At the moment, the first line of treatment for most heart attack patients is a clot-busting drug, but research has shown emergency angioplasties - also known as primary angioplasties - increase the chance of survival and cut the risk of further heart attacks and strokes.

It is recommended patients undergo a primary angioplasty within 90 minutes of falling ill.

Dr Keith Oldroyd, clinical director for cardiology at the Golden Jubilee National Hospital, said: "The critical component that has always been missing is the ability of the Scottish Ambulance Service to deliver patients directly to not necessarily the nearest hospital, but the nearest appropriate hospital - the same idea as someone who has a serious head injury being taken to the neurosurgical centre.

"It has become accepted now that patients with serious heart attacks should go to centres that can do primary angioplasty and if necessary bypass the nearest hospital."

The timetable for redirecting patients has yet to be confirmed, but Dr Oldroyd said he expected the plan to roll out during the next nine months.

Some 800 heart attack patients will be sent to Golden Jubilee each year under the scheme and 600 will be treated in Hairmyres.

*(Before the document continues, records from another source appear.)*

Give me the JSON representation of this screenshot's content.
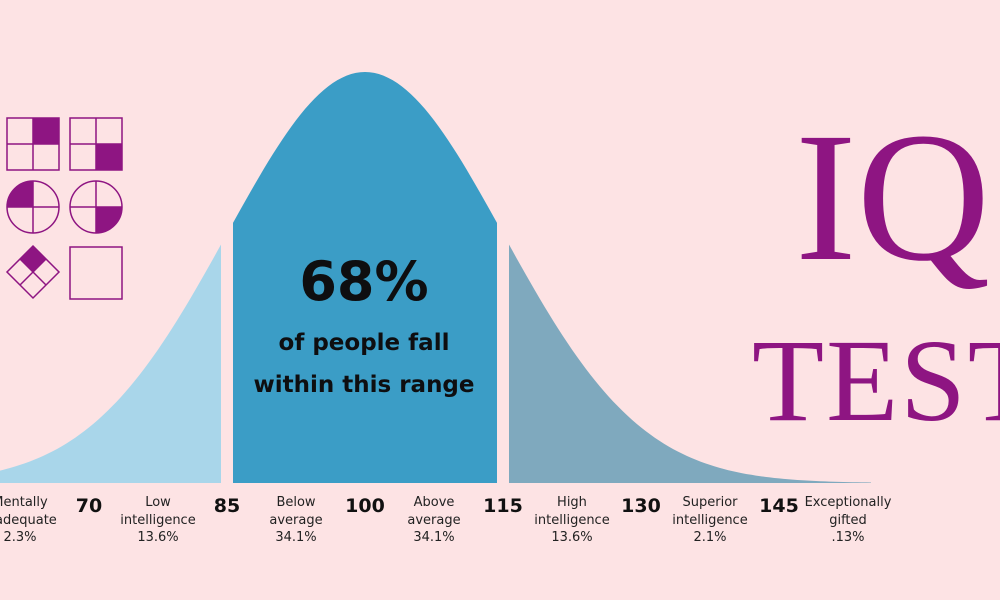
{
  "title": {
    "line1": "IQ",
    "line2": "TEST"
  },
  "center_text": {
    "percent": "68%",
    "line1": "of people fall",
    "line2": "within this range"
  },
  "colors": {
    "background": "#fde3e4",
    "center_band": "#3b9dc6",
    "inner_band": "#8ec9e0",
    "outer_band": "#a9d6ea",
    "right_band": "#7fa9be",
    "title": "#8e1582",
    "puzzle_purple": "#8e1582"
  },
  "puzzle_icons": [
    "square-grid-top-right",
    "square-grid-bottom-right",
    "circle-quarter-top-left",
    "circle-quarter-bottom-right",
    "diamond-top-filled",
    "empty-square"
  ],
  "chart_data": {
    "type": "area",
    "distribution": "normal",
    "mean": 100,
    "std_dev": 15,
    "x_ticks": [
      70,
      85,
      100,
      115,
      130,
      145
    ],
    "regions": [
      {
        "name": "Mentally inadequate",
        "line1": "Mentally",
        "line2": "inadequate",
        "pct": "2.3%",
        "from": 55,
        "to": 70
      },
      {
        "name": "Low intelligence",
        "line1": "Low",
        "line2": "intelligence",
        "pct": "13.6%",
        "from": 70,
        "to": 85
      },
      {
        "name": "Below average",
        "line1": "Below",
        "line2": "average",
        "pct": "34.1%",
        "from": 85,
        "to": 100
      },
      {
        "name": "Above average",
        "line1": "Above",
        "line2": "average",
        "pct": "34.1%",
        "from": 100,
        "to": 115
      },
      {
        "name": "High intelligence",
        "line1": "High",
        "line2": "intelligence",
        "pct": "13.6%",
        "from": 115,
        "to": 130
      },
      {
        "name": "Superior intelligence",
        "line1": "Superior",
        "line2": "intelligence",
        "pct": "2.1%",
        "from": 130,
        "to": 145
      },
      {
        "name": "Exceptionally gifted",
        "line1": "Exceptionally",
        "line2": "gifted",
        "pct": ".13%",
        "from": 145,
        "to": 160
      }
    ],
    "highlight_range": [
      85,
      115
    ],
    "highlight_label": "68%"
  }
}
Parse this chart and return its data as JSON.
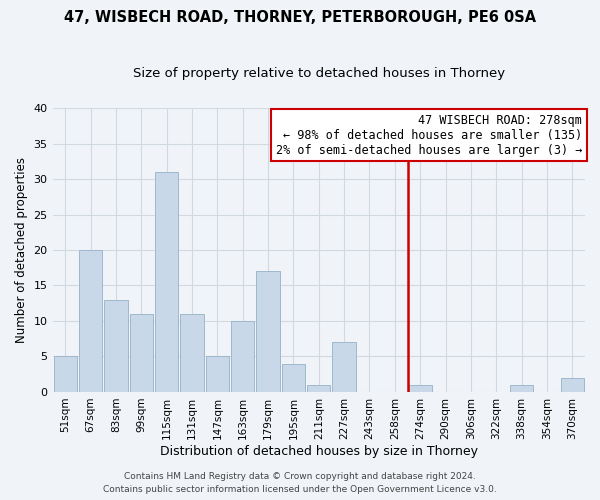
{
  "title": "47, WISBECH ROAD, THORNEY, PETERBOROUGH, PE6 0SA",
  "subtitle": "Size of property relative to detached houses in Thorney",
  "xlabel": "Distribution of detached houses by size in Thorney",
  "ylabel": "Number of detached properties",
  "bar_labels": [
    "51sqm",
    "67sqm",
    "83sqm",
    "99sqm",
    "115sqm",
    "131sqm",
    "147sqm",
    "163sqm",
    "179sqm",
    "195sqm",
    "211sqm",
    "227sqm",
    "243sqm",
    "258sqm",
    "274sqm",
    "290sqm",
    "306sqm",
    "322sqm",
    "338sqm",
    "354sqm",
    "370sqm"
  ],
  "bar_values": [
    5,
    20,
    13,
    11,
    31,
    11,
    5,
    10,
    17,
    4,
    1,
    7,
    0,
    0,
    1,
    0,
    0,
    0,
    1,
    0,
    2
  ],
  "bar_color": "#c8d8e8",
  "bar_edge_color": "#a0b8cc",
  "vline_x_index": 14,
  "vline_color": "#cc0000",
  "annotation_title": "47 WISBECH ROAD: 278sqm",
  "annotation_line1": "← 98% of detached houses are smaller (135)",
  "annotation_line2": "2% of semi-detached houses are larger (3) →",
  "annotation_box_color": "#ffffff",
  "annotation_box_edge": "#cc0000",
  "ylim": [
    0,
    40
  ],
  "yticks": [
    0,
    5,
    10,
    15,
    20,
    25,
    30,
    35,
    40
  ],
  "footer1": "Contains HM Land Registry data © Crown copyright and database right 2024.",
  "footer2": "Contains public sector information licensed under the Open Government Licence v3.0.",
  "bg_color": "#f0f4f8",
  "grid_color": "#d0d8e0",
  "title_fontsize": 10.5,
  "subtitle_fontsize": 9.5,
  "annotation_fontsize": 8.5,
  "xlabel_fontsize": 9,
  "ylabel_fontsize": 8.5,
  "footer_fontsize": 6.5
}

Dr Oldroyd said travelling longer distances to hospital would not endanger patients. He said: "There is no evidence that transferring heart attack patients compromises their outcome at all."

Dr Robert Cumming, chairman of the Scottish Health Campaigns Network which represents groups fighting hospital service closures, said he thought patients would worry about longer journey times.

He said there was evidence taking patients straight to a coronary care unit was important, but questioned the provision of one centre for the whole of Glasgow.